As the taxi ate up the miles, Sadie stared out of the window, wishing she was heading anywhere but the trial. She supposed she was lucky she hadn’t had to be there for the whole thing. She had narrowly missed being subpoenaed as a witness, but apparently her tell-all article had branded her as prejudicial in the eyes of Van Heusen’s attorneys and they had worked hard to keep her from being called. Sadie had breathed a sigh of relief at the time, thinking that she surely would have run into Blakely and Holt if she showed at Van Heusen’s trial. It would have been unavoidable. Now she was going there anyway and she just bet one or both of them would be there.

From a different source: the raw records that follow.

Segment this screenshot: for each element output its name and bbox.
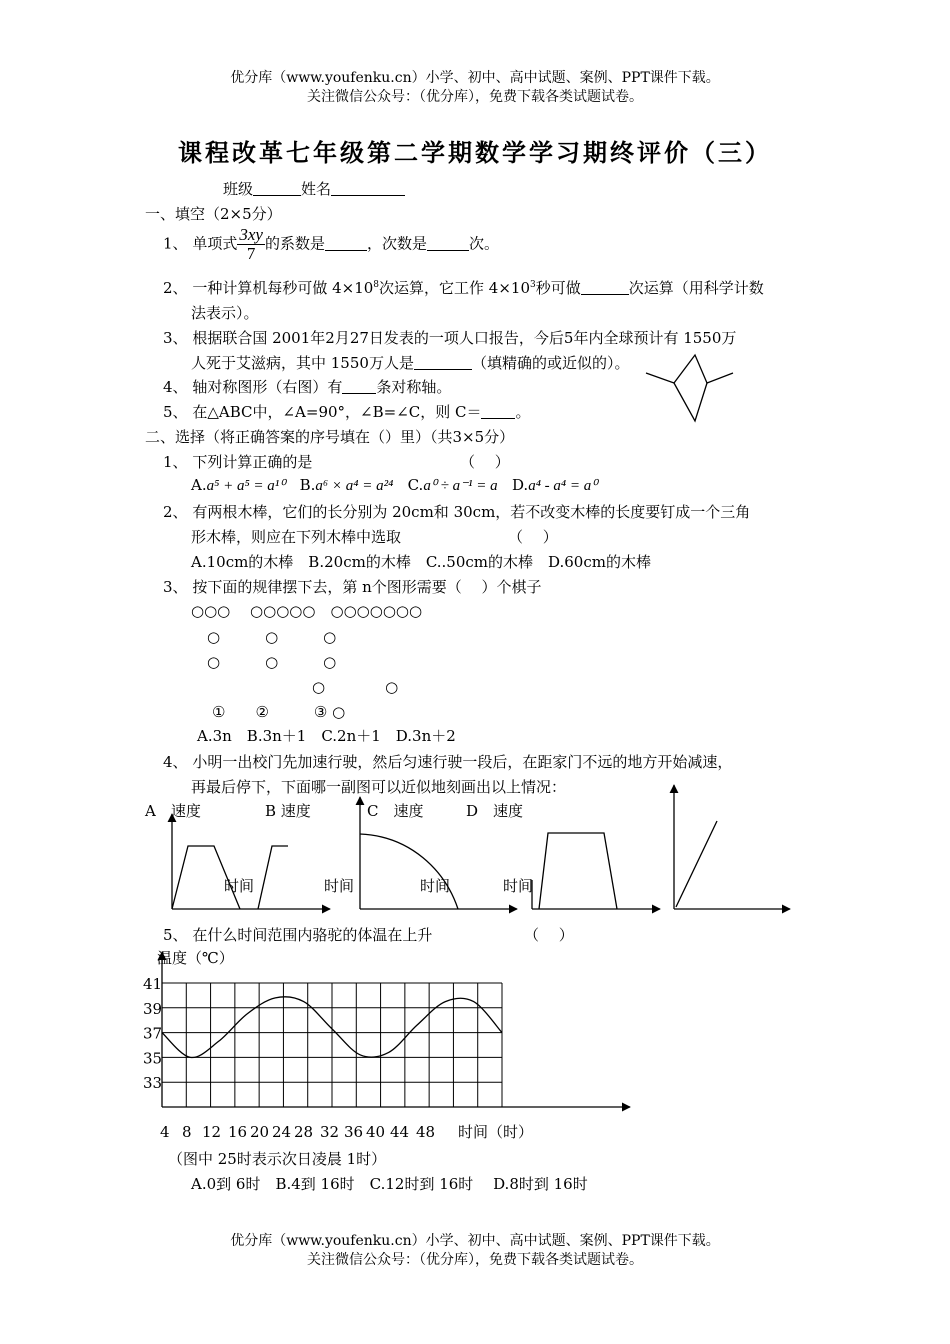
x-tick-label: 44: [390, 1123, 410, 1141]
option-a[interactable]: A.a⁵ + a⁵ = a¹⁰: [191, 476, 286, 494]
s2-question-5: 5、 在什么时间范围内骆驼的体温在上升: [163, 926, 433, 944]
pattern-row-1: ○○○ ○○○○○ ○○○○○○○: [191, 602, 423, 620]
y-tick-label: 35: [143, 1049, 163, 1068]
s2-q1-answer-paren[interactable]: （ ）: [460, 453, 510, 471]
graph-c-label: C 速度: [367, 802, 424, 820]
operations-blank[interactable]: [581, 280, 629, 295]
graph-b-curve: [258, 846, 288, 909]
x-tick-label: 32: [320, 1123, 340, 1141]
option-b[interactable]: B.a⁶ × a⁴ = a²⁴: [299, 476, 394, 494]
pattern-row-4: ○ ○: [312, 678, 399, 696]
x-tick-label: 16: [228, 1123, 248, 1141]
x-tick-label: 20: [250, 1123, 270, 1141]
x-tick-label: 24: [272, 1123, 292, 1141]
section1-heading: 一、填空（2×5分）: [145, 205, 282, 223]
chart-grid: [162, 983, 502, 1107]
axes-blank[interactable]: [342, 379, 376, 394]
chart-y-axis-label: 温度（℃）: [157, 949, 234, 967]
s1-question-1: 1、 单项式 $\frac{3xy}{7}$ 的系数是 ，次数是 次。: [163, 225, 499, 263]
footer-line2: 关注微信公众号：（优分库），免费下载各类试题试卷。: [307, 1252, 643, 1268]
graph-a-b-axes: [172, 814, 330, 909]
x-tick-label: 40: [366, 1123, 386, 1141]
footer-line1: 优分库（www.youfenku.cn）小学、初中、高中试题、案例、PPT课件下载。: [230, 1233, 720, 1249]
x-tick-label: 36: [344, 1123, 364, 1141]
chart-axes: [162, 952, 630, 1107]
x-tick-label: 12: [202, 1123, 222, 1141]
class-blank[interactable]: [253, 181, 301, 196]
y-tick-label: 37: [143, 1024, 163, 1043]
graph-c-curve: [360, 834, 458, 909]
option-d[interactable]: D.a⁴ - a⁴ = a⁰: [511, 476, 598, 494]
s2-q5-options: A.0到 6时 B.4到 16时 C.12时到 16时 D.8时到 16时: [191, 1175, 588, 1193]
x-tick-label: 8: [182, 1123, 192, 1141]
graph-e-axes: [674, 785, 790, 909]
x-tick-label: 48: [416, 1123, 436, 1141]
student-info: [223, 178, 405, 199]
name-label: 姓名: [301, 180, 332, 198]
graph-d-label: D 速度: [466, 802, 524, 820]
name-blank[interactable]: [331, 181, 405, 196]
site-banner-line1: 优分库（www.youfenku.cn）小学、初中、高中试题、案例、PPT课件下载。: [230, 70, 720, 86]
coefficient-blank[interactable]: [325, 236, 367, 251]
s2-question-1: 1、 下列计算正确的是: [163, 453, 313, 471]
option-c[interactable]: C.a⁰ ÷ a⁻¹ = a: [407, 476, 498, 494]
y-tick-label: 33: [143, 1074, 163, 1093]
graph-b-time-label: 时间: [324, 877, 355, 895]
monomial-fraction: $\frac{3xy}{7}$: [239, 225, 263, 263]
chart-y-ticks: [143, 975, 162, 1092]
s2-q1-options: [191, 476, 597, 495]
pattern-row-2: ○ ○ ○: [207, 628, 337, 646]
y-tick-label: 41: [143, 975, 163, 993]
s1-question-2: 2、 一种计算机每秒可做 $4\times 10^8$次运算，它工作 $4\times 10^3$秒可做 次运算（用科学计数: [163, 279, 764, 297]
s2-q2-options: A.10cm的木棒 B.20cm的木棒 C..50cm的木棒 D.60cm的木棒: [191, 553, 651, 571]
exact-approx-blank[interactable]: [414, 355, 472, 370]
x-tick-label: 28: [294, 1123, 314, 1141]
graph-e-curve: [676, 821, 717, 907]
graph-a-time-label: 时间: [224, 877, 255, 895]
x-tick-label: 4: [160, 1123, 170, 1141]
speed-graphs: [140, 780, 810, 920]
s1-question-2-cont: 法表示）。: [191, 304, 259, 322]
chart-x-axis-label: 时间（时）: [458, 1123, 534, 1141]
graph-c-time-label: 时间: [420, 877, 451, 895]
s2-question-4-cont: 再最后停下，下面哪一副图可以近似地刻画出以上情况：: [191, 778, 567, 796]
degree-blank[interactable]: [427, 236, 469, 251]
s1-question-3-cont: 人死于艾滋病，其中 1550万人是 （填精确的或近似的）。: [191, 354, 630, 372]
temperature-chart: [140, 940, 640, 1145]
pattern-row-3: ○ ○ ○: [207, 653, 337, 671]
s2-q3-options: A.3n B.3n＋1 C.2n＋1 D.3n＋2: [197, 727, 456, 745]
graph-b-label: B 速度: [265, 802, 311, 820]
s2-question-2-cont: 形木棒，则应在下列木棒中选取: [191, 528, 402, 546]
graph-a-label: A 速度: [145, 802, 201, 820]
graph-a-curve: [172, 846, 240, 909]
s2-question-4: 4、 小明一出校门先加速行驶，然后匀速行驶一段后，在距家门不远的地方开始减速，: [163, 753, 733, 771]
s1-question-4: 4、 轴对称图形（右图）有 条对称轴。: [163, 378, 452, 396]
s2-q2-answer-paren[interactable]: （ ）: [508, 528, 558, 546]
section2-heading: 二、选择（将正确答案的序号填在（）里）（共3×5分）: [145, 428, 515, 446]
graph-d-curve: [539, 833, 617, 909]
s2-q5-note: （图中 25时表示次日凌晨 1时）: [168, 1150, 387, 1168]
site-banner-line2: 关注微信公众号：（优分库），免费下载各类试题试卷。: [307, 89, 643, 105]
page-title: 课程改革七年级第二学期数学学习期终评价（三）: [178, 138, 772, 167]
s1-question-5: 5、 在△ABC中，∠A=90°，∠B=∠C，则 C＝ 。: [163, 403, 531, 421]
class-label: 班级: [223, 180, 254, 198]
pattern-labels: ① ② ③ ○: [212, 703, 346, 721]
symmetric-figure: [640, 340, 740, 430]
graph-d-time-label: 时间: [503, 877, 534, 895]
y-tick-label: 39: [143, 999, 163, 1018]
s2-question-3: 3、 按下面的规律摆下去，第 n个图形需要（ ）个棋子: [163, 578, 542, 596]
graph-d-axes: [532, 880, 660, 909]
chart-x-ticks: [160, 1123, 435, 1141]
graph-c-axes: [360, 797, 517, 909]
angle-c-blank[interactable]: [481, 404, 515, 419]
s1-question-3: 3、 根据联合国 2001年2月27日发表的一项人口报告，今后5年内全球预计有 1550万: [163, 329, 737, 347]
s2-q5-answer-paren[interactable]: （ ）: [524, 926, 574, 944]
s2-question-2: 2、 有两根木棒，它们的长分别为 20cm和 30cm，若不改变木棒的长度要钉成一个三角: [163, 503, 751, 521]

Sadie lifted her chin, feeling defiant. Well, if it happened, it happened. She would just put on her most professional manner and explain that she didn’t have much time to talk because she had a deadline to meet.
Sooner than she would have liked the hover-taxi coasted down to a huge granite building that pierced the dirty sky of New New York like a gray, accusing finger. Sadie knew that Old Earth natives were proud that they lived on the only planet in the System that didn’t need an atmosphere dome, but the polluted brown air currents that swept past her as she disembarked made her wonder what was so great about going domeless. The air on Goshen had smelled dry and processed, but at least it didn’t stink. Squaring her shoulders, she marched up the endless granite steps to the front of the courthouse. She supposed she’d get used to the stink along with everything else after a while.